Pubblicato per celebrare la duecentesima uscita della label danese Posh Isolation, “Great Many Arrows” è il nuovo Lp dei Damien Dubrovnik, duo formato da Loke Rahbek e Christian Stadsgaard. Entrambi gli artisti sono noti per i numerosi progetti e lavori all’attivo. Ricordiamo solo che Rahbek ha realizzato diversi dischi sotto il nome di Croatian Amor ed è parte del supergruppo Body Sculptures, mentre Stadsgaard ha il suo progetto solista, Vanity Productions, oltre a essere la metà del duo The Empire Line assieme a Varg.
L’uscita di “Great Many Arrows” il 30 giugno segna anche l’anniversario degli otto anni dalla nascita della label e del progetto stesso dei Damien Dubrovnik. Indubbiamente è stato un periodo in cui sia l'etichetta, sia le varie uscite degli artisti che vi gravitano attorno (Puce Mary, Lust for Youth, Händer Som Vårdar, Age Coin ecc), hanno polverizzato le barriere tra i generi, spaziando tra post punk low-fi, drone music, techno ambient, noise, derive post-industriali e quant’altro, sempre riscuotendo ampi consensi internazionali.
I Damien Dubrovnik, in particolare, sono riusciti a creare un’inedita miscela di romanticismo e harsh noise; un’ansiogena valanga sonora che, soprattutto dal vivo, si traduce in una sorta di "teatro della crudeltà" avant-noise.
È proprio il bilanciamento tra rumore e melodia prodotta da strumenti tradizionali (come organo, violoncello e violino) ma opportunamente manipolati e distorti, che fa di questo lavoro una sorta d’inquietante colonna sonora per l’attraversamento di lande selvagge e sconosciute. Qui il duo si dimostra capace di rievocare al contempo il Prurient di “Frozen Niagara Falls”, le colonne sonore di Erik Enocksson e le asprezze power electronics dei primi Ramleh.

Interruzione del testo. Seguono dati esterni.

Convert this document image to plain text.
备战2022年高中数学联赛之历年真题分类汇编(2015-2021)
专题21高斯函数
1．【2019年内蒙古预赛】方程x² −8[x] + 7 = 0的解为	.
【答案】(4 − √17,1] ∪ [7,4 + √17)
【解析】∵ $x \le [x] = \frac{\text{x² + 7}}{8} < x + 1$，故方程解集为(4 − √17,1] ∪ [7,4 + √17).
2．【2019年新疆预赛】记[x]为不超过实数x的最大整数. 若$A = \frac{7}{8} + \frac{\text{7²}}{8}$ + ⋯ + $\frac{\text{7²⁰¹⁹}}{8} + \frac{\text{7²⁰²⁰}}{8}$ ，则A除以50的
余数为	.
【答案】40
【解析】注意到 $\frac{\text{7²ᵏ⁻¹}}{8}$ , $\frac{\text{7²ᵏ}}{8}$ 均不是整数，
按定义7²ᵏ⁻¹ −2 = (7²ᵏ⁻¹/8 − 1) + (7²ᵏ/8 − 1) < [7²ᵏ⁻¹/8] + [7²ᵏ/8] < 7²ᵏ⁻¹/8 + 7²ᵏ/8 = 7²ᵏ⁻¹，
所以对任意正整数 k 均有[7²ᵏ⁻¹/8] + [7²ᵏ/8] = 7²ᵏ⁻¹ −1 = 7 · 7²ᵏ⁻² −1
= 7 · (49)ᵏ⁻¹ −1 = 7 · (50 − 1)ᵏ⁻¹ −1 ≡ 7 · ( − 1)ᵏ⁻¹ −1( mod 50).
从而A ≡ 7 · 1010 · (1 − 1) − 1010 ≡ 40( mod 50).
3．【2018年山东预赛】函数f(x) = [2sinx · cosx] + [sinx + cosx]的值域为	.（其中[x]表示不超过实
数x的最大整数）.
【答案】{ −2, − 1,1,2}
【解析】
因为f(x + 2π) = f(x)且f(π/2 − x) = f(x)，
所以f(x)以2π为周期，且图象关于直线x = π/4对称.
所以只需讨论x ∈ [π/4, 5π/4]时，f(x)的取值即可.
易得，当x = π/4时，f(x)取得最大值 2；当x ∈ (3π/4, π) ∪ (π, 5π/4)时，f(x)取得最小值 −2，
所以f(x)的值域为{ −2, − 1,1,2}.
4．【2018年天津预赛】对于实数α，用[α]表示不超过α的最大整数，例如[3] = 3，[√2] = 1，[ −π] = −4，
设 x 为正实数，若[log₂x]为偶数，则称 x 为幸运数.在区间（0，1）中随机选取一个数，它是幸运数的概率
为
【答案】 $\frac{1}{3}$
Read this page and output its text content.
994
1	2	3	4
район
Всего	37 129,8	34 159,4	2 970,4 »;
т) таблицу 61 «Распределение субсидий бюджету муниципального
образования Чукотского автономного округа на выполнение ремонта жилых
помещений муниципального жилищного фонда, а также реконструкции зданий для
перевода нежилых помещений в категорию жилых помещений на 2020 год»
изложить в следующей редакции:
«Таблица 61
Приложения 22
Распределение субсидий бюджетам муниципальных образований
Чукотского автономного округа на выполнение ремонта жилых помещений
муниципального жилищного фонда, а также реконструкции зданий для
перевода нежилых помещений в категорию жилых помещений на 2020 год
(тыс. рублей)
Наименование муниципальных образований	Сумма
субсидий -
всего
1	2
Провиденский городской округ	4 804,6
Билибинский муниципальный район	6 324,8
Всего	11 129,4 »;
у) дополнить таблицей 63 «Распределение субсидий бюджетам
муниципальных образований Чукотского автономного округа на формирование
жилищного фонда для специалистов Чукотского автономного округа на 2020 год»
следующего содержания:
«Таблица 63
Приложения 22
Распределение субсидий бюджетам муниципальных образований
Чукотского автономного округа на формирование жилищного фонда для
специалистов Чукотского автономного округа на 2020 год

Il titolo del lavoro è ispirato a una storica competizione tra arcieri che si teneva a Kyoto, in Giappone, durante la quale si cercava di scoccare più frecce possibili nell’arco di 24 ore. I titoli dei sei brani che compongono l’album sono indicati solo come “Arrow 1”, “Arrow 2”, eccetera. Il disco è meno ostico e harsh rispetto al precedente full-length “Vegas Fountain”, anche se, soprattutto nella parte iniziale, non si risparmiano urla e clangori degni dei primi Einstürzende Neubauten (si ascoltino "Arrow 1-2").
Per certi versi “Great Many Arrows” si pone sulla scia di “City Of Women”, album uscito pochi mesi fa ad opera del solo Loke Rahbek. Qui, però, l’apporto di uno Stadsgaard in piena forma ci consegna uno dei lavori più organici e vari della discografia del duo, ormai capace di eccellere anche in momenti più drone-ambient e atmosferici ("Arrow 4" e "Arrow 6") di forte impatto emotivo.
Le varie frecce scoccate dal duo sembrano aver fatto tutte centro questa volta.